Australia is becoming the new home for thousands of Irish each year.




Science without religion is lame, religion without science is blind...Albert Einstein
by vbo on Thu Nov 14th, 2013 at 11:26:47 PM EST
Can't find it anywhere now but only yesterday on TV here (maybe Al Jazeera or even BBC) about how while yes they are exiting EU/IMF bailout , they actually are not paying disability payments any more. There was an example of young mother with a special need child that is not receiving payment any more.
So at least we know who is paying for this...

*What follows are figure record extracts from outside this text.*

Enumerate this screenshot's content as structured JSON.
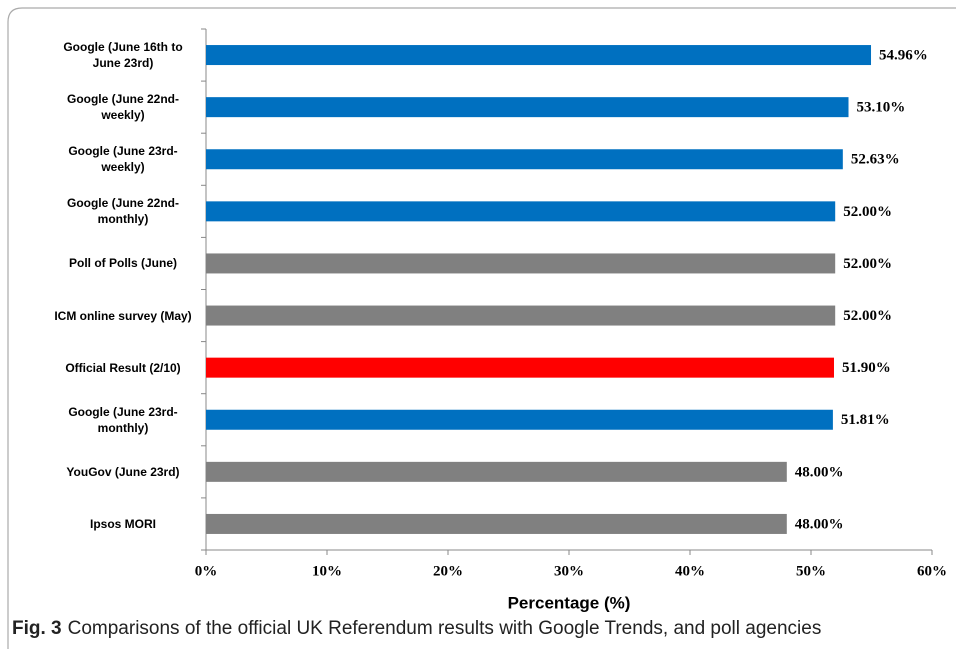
{
  "chart_data": {
    "type": "bar",
    "orientation": "horizontal",
    "categories": [
      "Google (June 16th to June 23rd)",
      "Google (June 22nd-weekly)",
      "Google (June 23rd-weekly)",
      "Google (June 22nd-monthly)",
      "Poll of Polls (June)",
      "ICM online survey (May)",
      "Official Result (2/10)",
      "Google (June 23rd-monthly)",
      "YouGov (June 23rd)",
      "Ipsos MORI"
    ],
    "values": [
      54.96,
      53.1,
      52.63,
      52.0,
      52.0,
      52.0,
      51.9,
      51.81,
      48.0,
      48.0
    ],
    "value_labels": [
      "54.96%",
      "53.10%",
      "52.63%",
      "52.00%",
      "52.00%",
      "52.00%",
      "51.90%",
      "51.81%",
      "48.00%",
      "48.00%"
    ],
    "colors": [
      "#0070c0",
      "#0070c0",
      "#0070c0",
      "#0070c0",
      "#808080",
      "#808080",
      "#ff0000",
      "#0070c0",
      "#808080",
      "#808080"
    ],
    "xlim": [
      0,
      60
    ],
    "xticks": [
      {
        "value": 0,
        "label": "0%"
      },
      {
        "value": 10,
        "label": "10%"
      },
      {
        "value": 20,
        "label": "20%"
      },
      {
        "value": 30,
        "label": "30%"
      },
      {
        "value": 40,
        "label": "40%"
      },
      {
        "value": 50,
        "label": "50%"
      },
      {
        "value": 60,
        "label": "60%"
      }
    ],
    "xlabel": "Percentage (%)"
  },
  "caption": {
    "label": "Fig. 3",
    "text": "Comparisons of the official UK Referendum results with Google Trends, and poll agencies"
  }
}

Science without religion is lame, religion without science is blind...Albert Einstein
by vbo on Thu Nov 14th, 2013 at 11:46:19 PM EST
[ Parent ]
I have just seen "new faces of poverty in France" on 24 France program ( in English) and I is really sad. I mean one can find very similar examples everywhere ( here in Australia too for sure) but I was under impression that European social security is much more appropriate then anywhere else. It seems like I was wrong. A lot of homeless young people, lot of single mothers not being able to afford even roof for their kids, people with disabilities eating from food banks...even working people stretched to the edge...  
Pension ( if you live long enough to get it) is about 600 Euros a month...and how the hell one can survive with it in France ( let alone Paris)? Here in Australia single pensioner would receive 1165 Euros a month plus other benefits like almost free medicine/drugs, paying less electricity bills , rates bill . water bill, car registration etc. And it is still hard to live on it especially because accommodation is horrendously expensive. Anyway with new conservative government in place we can soon say Goodbye to most of the benefits here...


Science without religion is lame, religion without science is blind...Albert Einstein
by vbo on Fri Nov 15th, 2013 at 12:45:29 AM EST
They've avoided a new potato famine, for the moment.  Time to declare "Mission Accomplished," cut them loose, and let them spin the rest of the way in.  Huge success for the Ueberklass.